Fan-out/fan-in. PUSH round-robins messages across connected PULLs. No replies, no envelopes — just a unidirectional pipeline. Think of it as xargs -P for network messages.

The round-robin is fair but not load-aware: fast and slow workers get the same number of tasks. For load-aware distribution, use ROUTER/DEALER with a "send me work when I'm ready" protocol.

Unlike PUB/SUB, PUSH/PULL provides back-pressure. If all workers are busy and their queues are full, PUSH blocks (or times out).

Async do |task|
  # --- ventilator ---
  push = OMQ::PUSH.new
  push.bind('tcp://*:5557')
  100.times { |i| push << "task #{i}" }

  # --- worker (run N of these) ---
  task.async do
    pull = OMQ::PULL.connect('tcp://localhost:5557')
    sink = OMQ::PUSH.connect('tcp://localhost:5558')
    loop do
      t = pull.receive.first
      result = process(t)
      sink << result
    end
  end

  # --- sink ---
  task.async do
    pull = OMQ::PULL.bind('tcp://*:5558')
    loop { puts pull.receive.first }
  end
end

→ see examples/zguide/03_pipeline.rb

4. PAIR — Exclusive Pair

One-to-one, bidirectional, no routing. Designed for coordinating two tasks within a process via inproc. Not meant for network use — no reconnection, no identity handling. A full-duplex pipe.

Async do
  a = OMQ::PAIR.bind('inproc://pipe')
  b = OMQ::PAIR.connect('inproc://pipe')

  a << 'ping'
  b.receive      # => ["ping"]
  b << 'pong'
  a.receive      # => ["pong"]
end

The advanced socket types

Beyond the four basic patterns, ØMQ provides "raw" socket types for manual control over routing. These are the building blocks for brokers, proxies, and custom topologies.

ROUTER

A ROUTER socket tracks every connection with an identity — a binary string that uniquely identifies each peer (auto-generated or set via socket.identity = 'name'). On receive, ROUTER prepends the sender's identity as the first frame. On send, you provide the target identity as the first frame — ROUTER strips it and delivers to that peer.

Messages to unknown identities are silently dropped by default.

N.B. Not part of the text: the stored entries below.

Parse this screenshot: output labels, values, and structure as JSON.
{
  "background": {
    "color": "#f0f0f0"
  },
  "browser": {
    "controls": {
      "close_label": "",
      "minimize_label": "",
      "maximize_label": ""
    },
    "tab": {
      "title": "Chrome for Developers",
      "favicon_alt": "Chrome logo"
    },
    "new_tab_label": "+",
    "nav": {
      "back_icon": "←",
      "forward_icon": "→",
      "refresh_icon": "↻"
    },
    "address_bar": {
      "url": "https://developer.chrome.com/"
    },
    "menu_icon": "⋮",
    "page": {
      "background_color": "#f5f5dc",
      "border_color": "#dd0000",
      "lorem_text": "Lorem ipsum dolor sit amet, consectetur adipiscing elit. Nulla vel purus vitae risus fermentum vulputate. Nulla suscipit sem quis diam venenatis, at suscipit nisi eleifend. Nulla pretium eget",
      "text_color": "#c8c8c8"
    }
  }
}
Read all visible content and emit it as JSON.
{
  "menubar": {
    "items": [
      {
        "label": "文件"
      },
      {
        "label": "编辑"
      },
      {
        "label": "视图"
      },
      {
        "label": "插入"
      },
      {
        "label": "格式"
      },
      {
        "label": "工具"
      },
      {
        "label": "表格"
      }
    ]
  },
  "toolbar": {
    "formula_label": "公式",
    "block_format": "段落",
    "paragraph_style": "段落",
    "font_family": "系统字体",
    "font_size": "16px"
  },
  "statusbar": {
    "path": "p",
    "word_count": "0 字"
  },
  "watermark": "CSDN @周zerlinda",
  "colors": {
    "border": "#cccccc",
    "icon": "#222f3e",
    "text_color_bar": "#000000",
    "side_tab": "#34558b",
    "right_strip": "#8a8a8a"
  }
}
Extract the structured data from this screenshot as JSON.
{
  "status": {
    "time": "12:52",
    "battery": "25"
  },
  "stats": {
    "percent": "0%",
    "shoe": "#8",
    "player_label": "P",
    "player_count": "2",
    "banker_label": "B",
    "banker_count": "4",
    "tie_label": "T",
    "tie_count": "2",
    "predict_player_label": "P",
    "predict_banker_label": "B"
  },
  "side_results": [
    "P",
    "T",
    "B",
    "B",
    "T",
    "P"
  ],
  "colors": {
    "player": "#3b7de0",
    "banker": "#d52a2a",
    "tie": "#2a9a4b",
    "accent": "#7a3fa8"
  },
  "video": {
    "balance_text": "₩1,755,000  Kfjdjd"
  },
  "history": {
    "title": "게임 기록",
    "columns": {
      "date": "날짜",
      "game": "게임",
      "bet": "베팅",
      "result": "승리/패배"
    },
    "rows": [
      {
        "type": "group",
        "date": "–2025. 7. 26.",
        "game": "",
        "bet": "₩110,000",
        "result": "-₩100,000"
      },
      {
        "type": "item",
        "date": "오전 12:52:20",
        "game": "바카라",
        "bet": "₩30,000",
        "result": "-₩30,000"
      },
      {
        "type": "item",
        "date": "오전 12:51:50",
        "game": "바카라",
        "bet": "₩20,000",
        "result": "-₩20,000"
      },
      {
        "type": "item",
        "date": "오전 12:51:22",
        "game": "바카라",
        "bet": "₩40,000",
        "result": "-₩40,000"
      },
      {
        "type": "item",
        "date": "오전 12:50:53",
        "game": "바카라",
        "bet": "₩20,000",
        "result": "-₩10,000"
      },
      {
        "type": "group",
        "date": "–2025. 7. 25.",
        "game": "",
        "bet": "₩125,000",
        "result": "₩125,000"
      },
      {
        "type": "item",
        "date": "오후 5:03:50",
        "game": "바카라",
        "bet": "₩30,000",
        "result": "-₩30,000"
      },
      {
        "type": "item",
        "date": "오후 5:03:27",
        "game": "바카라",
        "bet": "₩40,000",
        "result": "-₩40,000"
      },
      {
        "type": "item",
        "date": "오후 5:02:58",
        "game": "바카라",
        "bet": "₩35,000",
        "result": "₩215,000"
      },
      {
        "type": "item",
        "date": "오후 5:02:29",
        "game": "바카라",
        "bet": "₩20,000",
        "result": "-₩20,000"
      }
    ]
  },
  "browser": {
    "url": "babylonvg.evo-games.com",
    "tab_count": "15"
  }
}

ROUTER is the workhorse of every broker pattern.

router = OMQ::ROUTER.bind('tcp://*:5559')

# Receive: [client_identity, "", "Hello"]
msg = router.receive
identity = msg[0]

# Reply to that specific client
router << [identity, "", "World"]

# Or use the convenience method:
router.send_to(identity, "World")

DEALER

An async REQ — round-robins outgoing messages across connections and fair-queues incoming messages, but without the send/recv lockstep. You can fire off 10 requests without waiting for replies. The trade-off: you manage envelopes yourself.

dealer = OMQ::DEALER.new
dealer.identity = 'worker-1'
dealer.connect('tcp://localhost:5559')

# No lockstep — send multiple requests without waiting
dealer << ["", "request 1"]
dealer << ["", "request 2"]

# Receive replies as they come
reply = dealer.receive

ROUTER + DEALER = async broker

  clients (REQ)  ──▶  ROUTER │ proxy │ DEALER  ──▶  workers (REP)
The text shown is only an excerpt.